The recovery process in case of a laptop containing Host Protected Area can be the following:

you press certain set of keys when the system starts up
the BIOS discards HPA
the OS is loaded from the appeared recovery partition
a factory reset utility runs from this partition. Such a tool reformats the hard disk and copies the original copy of Windows to the drive.
As the recovery process is finished, HPA is set again.

After the recovery the laptop would be as good as new.

Sunday, January 16, 2011

What is hard drive capacity clipping?

This post deals mostly with legacy hardware, something you regret not having tossed into the garbage years ago.

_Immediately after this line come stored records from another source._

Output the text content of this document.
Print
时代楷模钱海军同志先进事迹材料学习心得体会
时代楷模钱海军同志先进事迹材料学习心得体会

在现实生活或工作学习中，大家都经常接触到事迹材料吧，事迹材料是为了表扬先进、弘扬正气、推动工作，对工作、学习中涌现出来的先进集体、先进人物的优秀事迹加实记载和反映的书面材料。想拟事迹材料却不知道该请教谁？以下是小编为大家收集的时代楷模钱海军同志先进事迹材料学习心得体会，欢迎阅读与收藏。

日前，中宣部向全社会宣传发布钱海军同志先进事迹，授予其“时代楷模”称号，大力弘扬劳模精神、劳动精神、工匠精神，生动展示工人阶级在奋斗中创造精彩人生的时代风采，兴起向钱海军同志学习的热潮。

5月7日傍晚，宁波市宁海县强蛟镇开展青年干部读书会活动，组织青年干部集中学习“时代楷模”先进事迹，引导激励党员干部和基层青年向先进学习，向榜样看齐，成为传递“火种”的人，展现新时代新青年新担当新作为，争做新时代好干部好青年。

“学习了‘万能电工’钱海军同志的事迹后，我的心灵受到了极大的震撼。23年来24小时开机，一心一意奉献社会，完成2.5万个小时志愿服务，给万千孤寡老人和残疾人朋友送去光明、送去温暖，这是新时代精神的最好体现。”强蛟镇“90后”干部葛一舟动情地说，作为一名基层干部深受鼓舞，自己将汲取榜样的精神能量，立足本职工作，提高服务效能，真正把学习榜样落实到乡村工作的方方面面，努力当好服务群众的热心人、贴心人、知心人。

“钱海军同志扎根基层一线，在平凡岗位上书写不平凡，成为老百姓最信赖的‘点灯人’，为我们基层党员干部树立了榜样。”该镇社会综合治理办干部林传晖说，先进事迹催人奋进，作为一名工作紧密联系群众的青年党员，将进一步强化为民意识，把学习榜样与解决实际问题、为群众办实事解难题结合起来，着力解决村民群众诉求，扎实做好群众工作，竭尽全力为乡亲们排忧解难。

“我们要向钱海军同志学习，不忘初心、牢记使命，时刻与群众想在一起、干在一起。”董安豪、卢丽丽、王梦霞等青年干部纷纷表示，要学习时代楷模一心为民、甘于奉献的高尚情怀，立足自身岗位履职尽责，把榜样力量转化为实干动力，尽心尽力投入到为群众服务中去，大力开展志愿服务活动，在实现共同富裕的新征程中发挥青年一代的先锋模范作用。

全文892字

The maximum size restrictions on a hard drive did exist because the older LBA standard called LBA28 only allowed 28 bits to address a sector. Therefore, there was a limit of 2²⁸ sectors on a hard disk. Given the sector size of 512 bytes, the maximum number of sector addresses is 268435456 sectors, which is precisely 128 gigabytes.

Note that 128 GB (137,438,953,472 bytes) is in fact a little bit more than 137 billion bytes. The drive makers, unlike programmers, use decimal size units speaking about the hard disk size. Because of this, drive vendors can sell a 128GB drive as having size of 137GB (see, e.g., this post).
You can come across a 128GB limit if the mobo is old (something 2002-ish), or while using an OS which is not up to date (similar to Windows 2000 or XP prior to Service Pack 2).
The corrective actions are

Flashing the latest possible mobo BIOS. This may or may not work, depending on the specific mainboard.
Updating the OS. If other components are up to speed, that in most cases solves the problem.

Most often, the reduction in size results from an old hardware or software, incompatible with new drives, there is one notable exception, namely the Host Protected Area.

The HPA is a feature of a hard drive allowing the OS hide a part of the capacity of the hard drive.
This provides some compatibility for legacy computers, because one can use hard disk in an old PC which cannot handle large hard disks.

If turned on inadvertently, the HPA fools the operating system to believe that the hard drive is smaller than it should be. If this is not desired, you can reset the HPA, usually with some vendor-supplied software.